Originally written for What’s Peen Seen?
Unbroken Line is a solo project, which fuses spoken word theatre, live painting and Balinese dance. The comic physical theatre piece is supported by the Arts Council England, exploring Jamie Zubairi’s dreamlike world in which he plays multiple characters. The venture is amiable and ambitious, effectively depicting Malayan foreigner Dolah exploring London via a mythical warrior Wirrah, who takes him on a wider journey in search of who he is, what he is and, ultimately, how he might make sense of his life. However, the success of the artistic vision of the piece ultimately suffers from its ambitiousness somewhat.
As an established actor, artist, poet and theatre maker, Zubairi’s performance was technically sound and well executed. The performance space was a small studio black room, which posed itself as a very intimate and therefore challenging space. The actor worked well with this dynamic and it also engaged the audience on a much more sophisticated level. Part of the vibrancy of the performance was achieved through the effective physicality Zubairi brought so close to us. There were moments where the actor brushed past my legs and winked or nodded towards a certain audience member during his topical, comic asides about modern London life; these were effective in engaging the audience in a performance which demanded one hundred percent of our attention. This is especially true because of the dreamlike, surreal dynamic of Dolah’s story. The performance was certainly a great insight into the rich cultural fabric of Malaysia and the history of Malayans such as Dolah. The Anglo-side of Dolah’s heritage was less explored which proved a considerable weakness to the overall plot. Although, at the end, Dolah meets Northern Irish friend Joe, whose presence merely introduced Dolah to the discovery of his artistic potential, and not much else.

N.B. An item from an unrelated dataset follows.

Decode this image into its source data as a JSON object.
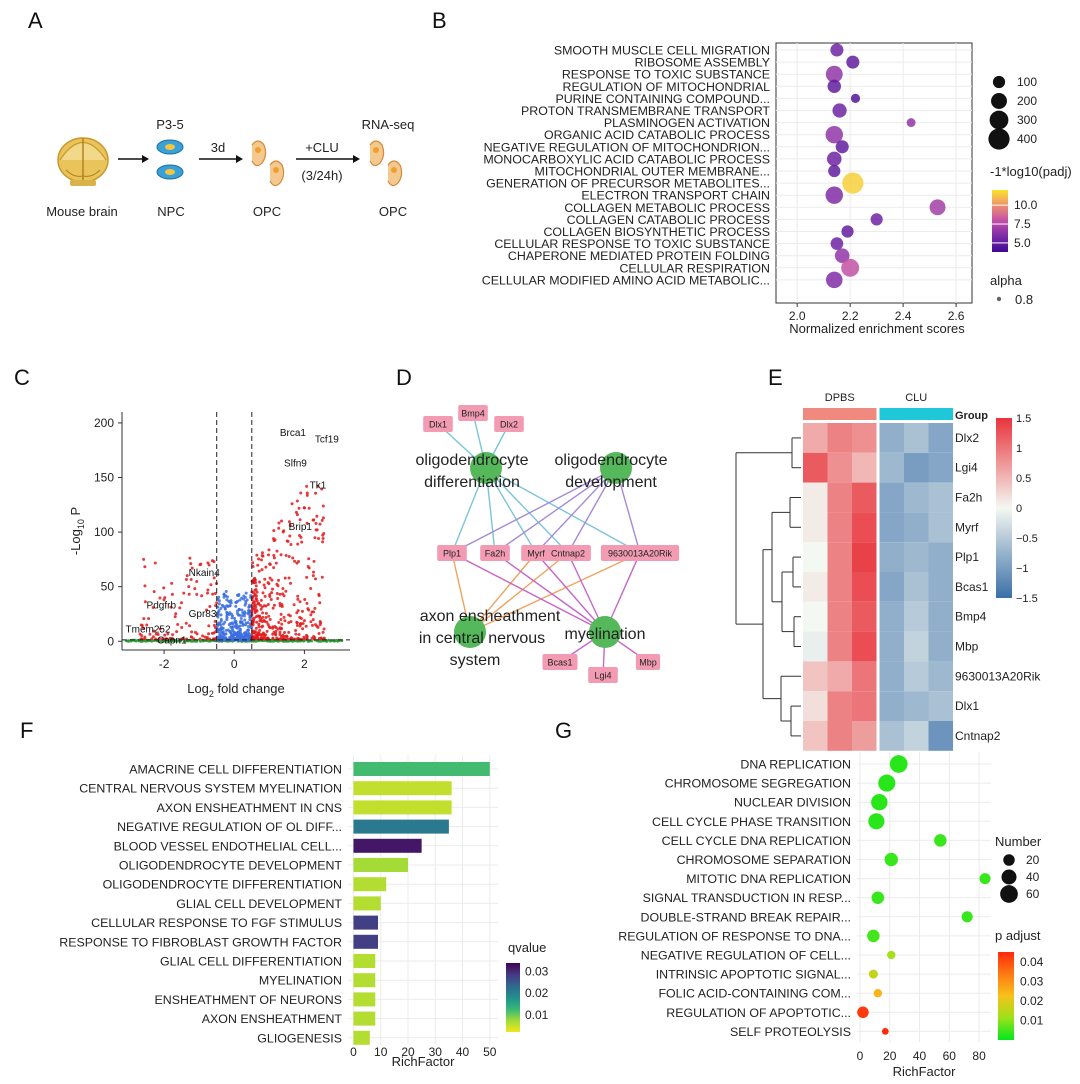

The painting included in the performance proved to be one of the cleverer elements of the performance. This scene uncovered the first sign of Dolah discovering his identity, and definitely developed him as a character in a much more three dimensional way, something which was slightly lacking before this stage. At this point we were rooting for Dolah, who finally saw an end to his personal crisis. The usage of puppetry was the highlight of the show, depicting an older couple in a park scene where Dolah was confessing his deepest feelings to the spirit, Wirrah; this moment encapsulated a brief moment of contentment which signified a turn towards this in Dolah’s story, I think. The Balinese dance did appear slightly rough around the edges and unpracticed but was a very interesting and welcome addition to the physical texturing of the whole performance.
The performance overall was extremely engaging and vibrant. We were committed to following Dolah’s journey and increasingly began to understand a very different culture from that of London. Sadly, the background of Dolah and how he came to London was rushed through and the coming out of the character towards the end of the play complicates an already dense hour-long performance. The homosexuality of Dolah is intended to further enhance his disillusionment and feelings of marginalisation in an alien culture; but it seems to have been a hasty afterthought. Having said this, I would certainly recommend this performance, which is an inspiring one-man show.
This production runs until 15 December 2012.